2. The Thirteen Colonies were allowed to seat representatives in Parliament, three from each colony, and that the representatives would have full voting rights on all issues pertaining to the Colonies. Also, the Continental Congress would be recognized and expanded as the official representative body of the Colonies.
3. The Thirteen Colonies would be formed into a new dominion, the Confederation of New Britain, and that a Viceroy (always an American) would be appointed to serve much as a Prime Minister.
The agreement took effect on January 1st, 1778, and although denounced by a number of hard-liners (notably Samuel Adams in Boston), the vast majority of Americans supported the agreement, officially known as the Colonial Representation Act.
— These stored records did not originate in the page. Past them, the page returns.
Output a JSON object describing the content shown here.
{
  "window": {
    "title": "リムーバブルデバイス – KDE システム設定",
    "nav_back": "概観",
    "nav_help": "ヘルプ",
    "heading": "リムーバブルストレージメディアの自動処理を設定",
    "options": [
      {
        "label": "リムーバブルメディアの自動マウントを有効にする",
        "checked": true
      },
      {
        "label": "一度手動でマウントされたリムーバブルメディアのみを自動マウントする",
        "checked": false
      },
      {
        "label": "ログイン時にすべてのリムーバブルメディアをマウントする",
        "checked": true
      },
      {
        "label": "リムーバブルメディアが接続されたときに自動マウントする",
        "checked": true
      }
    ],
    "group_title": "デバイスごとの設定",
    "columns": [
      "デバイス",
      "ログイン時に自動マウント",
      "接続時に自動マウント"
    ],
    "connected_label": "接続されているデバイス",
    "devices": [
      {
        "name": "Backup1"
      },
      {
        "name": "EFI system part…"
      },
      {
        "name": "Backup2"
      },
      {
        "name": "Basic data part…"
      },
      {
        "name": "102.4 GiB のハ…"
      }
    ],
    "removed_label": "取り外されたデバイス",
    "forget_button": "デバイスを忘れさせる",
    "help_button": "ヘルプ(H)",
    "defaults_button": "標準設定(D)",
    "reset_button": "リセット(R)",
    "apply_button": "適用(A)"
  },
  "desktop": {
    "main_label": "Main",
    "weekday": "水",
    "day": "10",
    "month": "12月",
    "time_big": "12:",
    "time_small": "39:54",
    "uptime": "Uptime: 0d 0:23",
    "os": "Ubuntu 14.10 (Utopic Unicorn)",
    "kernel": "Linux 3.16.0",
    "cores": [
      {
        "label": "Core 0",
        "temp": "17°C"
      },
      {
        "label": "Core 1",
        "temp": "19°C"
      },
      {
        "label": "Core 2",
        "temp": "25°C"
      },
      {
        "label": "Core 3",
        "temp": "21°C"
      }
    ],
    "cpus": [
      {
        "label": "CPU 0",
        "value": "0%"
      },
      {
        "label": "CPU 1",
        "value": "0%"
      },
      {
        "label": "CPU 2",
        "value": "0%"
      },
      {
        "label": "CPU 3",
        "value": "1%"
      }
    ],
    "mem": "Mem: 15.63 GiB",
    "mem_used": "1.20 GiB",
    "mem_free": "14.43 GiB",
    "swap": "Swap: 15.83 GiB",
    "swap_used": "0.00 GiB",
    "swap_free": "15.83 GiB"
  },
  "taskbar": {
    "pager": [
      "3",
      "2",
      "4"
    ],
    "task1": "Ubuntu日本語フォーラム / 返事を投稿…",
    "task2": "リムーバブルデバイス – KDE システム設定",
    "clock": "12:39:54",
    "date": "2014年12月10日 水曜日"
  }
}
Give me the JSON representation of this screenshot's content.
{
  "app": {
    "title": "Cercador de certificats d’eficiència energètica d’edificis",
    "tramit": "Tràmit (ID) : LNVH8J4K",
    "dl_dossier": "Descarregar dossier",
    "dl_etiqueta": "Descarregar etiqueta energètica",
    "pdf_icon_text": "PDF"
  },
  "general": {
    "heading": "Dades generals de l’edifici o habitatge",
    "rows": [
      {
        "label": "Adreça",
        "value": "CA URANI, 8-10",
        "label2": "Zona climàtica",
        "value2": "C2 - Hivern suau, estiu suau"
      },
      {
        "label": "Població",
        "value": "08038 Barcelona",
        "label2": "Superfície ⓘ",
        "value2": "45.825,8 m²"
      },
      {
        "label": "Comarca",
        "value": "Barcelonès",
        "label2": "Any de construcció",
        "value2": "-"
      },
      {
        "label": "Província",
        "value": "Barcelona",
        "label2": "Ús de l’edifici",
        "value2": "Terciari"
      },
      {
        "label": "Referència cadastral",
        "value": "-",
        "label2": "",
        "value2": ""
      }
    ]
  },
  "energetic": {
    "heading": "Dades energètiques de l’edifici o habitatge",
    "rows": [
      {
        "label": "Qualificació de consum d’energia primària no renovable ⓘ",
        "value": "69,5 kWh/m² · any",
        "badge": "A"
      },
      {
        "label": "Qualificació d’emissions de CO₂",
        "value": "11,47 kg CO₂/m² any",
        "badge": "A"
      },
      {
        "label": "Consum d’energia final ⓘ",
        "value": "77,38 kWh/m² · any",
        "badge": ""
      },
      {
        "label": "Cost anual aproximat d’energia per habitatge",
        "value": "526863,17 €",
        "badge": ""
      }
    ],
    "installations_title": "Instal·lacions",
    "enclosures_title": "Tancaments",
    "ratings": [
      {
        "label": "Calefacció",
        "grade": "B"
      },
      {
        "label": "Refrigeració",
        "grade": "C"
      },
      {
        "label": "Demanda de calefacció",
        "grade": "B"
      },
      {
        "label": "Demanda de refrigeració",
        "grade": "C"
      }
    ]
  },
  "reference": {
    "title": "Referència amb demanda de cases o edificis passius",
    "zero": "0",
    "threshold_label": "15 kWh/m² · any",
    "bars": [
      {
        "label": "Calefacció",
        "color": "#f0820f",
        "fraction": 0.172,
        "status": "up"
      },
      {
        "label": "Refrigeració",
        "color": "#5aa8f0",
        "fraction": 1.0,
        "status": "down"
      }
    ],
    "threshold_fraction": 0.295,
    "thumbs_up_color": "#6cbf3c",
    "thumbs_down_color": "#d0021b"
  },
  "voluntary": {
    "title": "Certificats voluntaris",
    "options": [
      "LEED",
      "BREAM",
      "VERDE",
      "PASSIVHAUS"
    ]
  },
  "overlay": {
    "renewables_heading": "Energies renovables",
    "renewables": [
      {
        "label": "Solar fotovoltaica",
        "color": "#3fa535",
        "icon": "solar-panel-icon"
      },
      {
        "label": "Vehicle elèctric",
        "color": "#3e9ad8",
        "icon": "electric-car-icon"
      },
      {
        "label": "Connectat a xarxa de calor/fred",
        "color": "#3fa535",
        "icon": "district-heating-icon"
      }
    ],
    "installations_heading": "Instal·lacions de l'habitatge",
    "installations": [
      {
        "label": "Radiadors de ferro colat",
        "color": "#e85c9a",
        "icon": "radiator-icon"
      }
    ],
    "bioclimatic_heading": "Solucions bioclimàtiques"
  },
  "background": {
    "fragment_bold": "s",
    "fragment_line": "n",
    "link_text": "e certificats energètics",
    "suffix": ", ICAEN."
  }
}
Sir Benjamin Franklin served as the first Viceroy, unfortunately for only three years until his death in December 1790. Sir Thomas Jefferson served as the third Viceroy, from 1807 until 1819. Upon his retirement, he focused on furthering higher education in Virginia, establishing the University of Virginia in 1825. He died on July 4, 1826, a few hours ahead of John Adams, the Royal Governor of Massachusetts.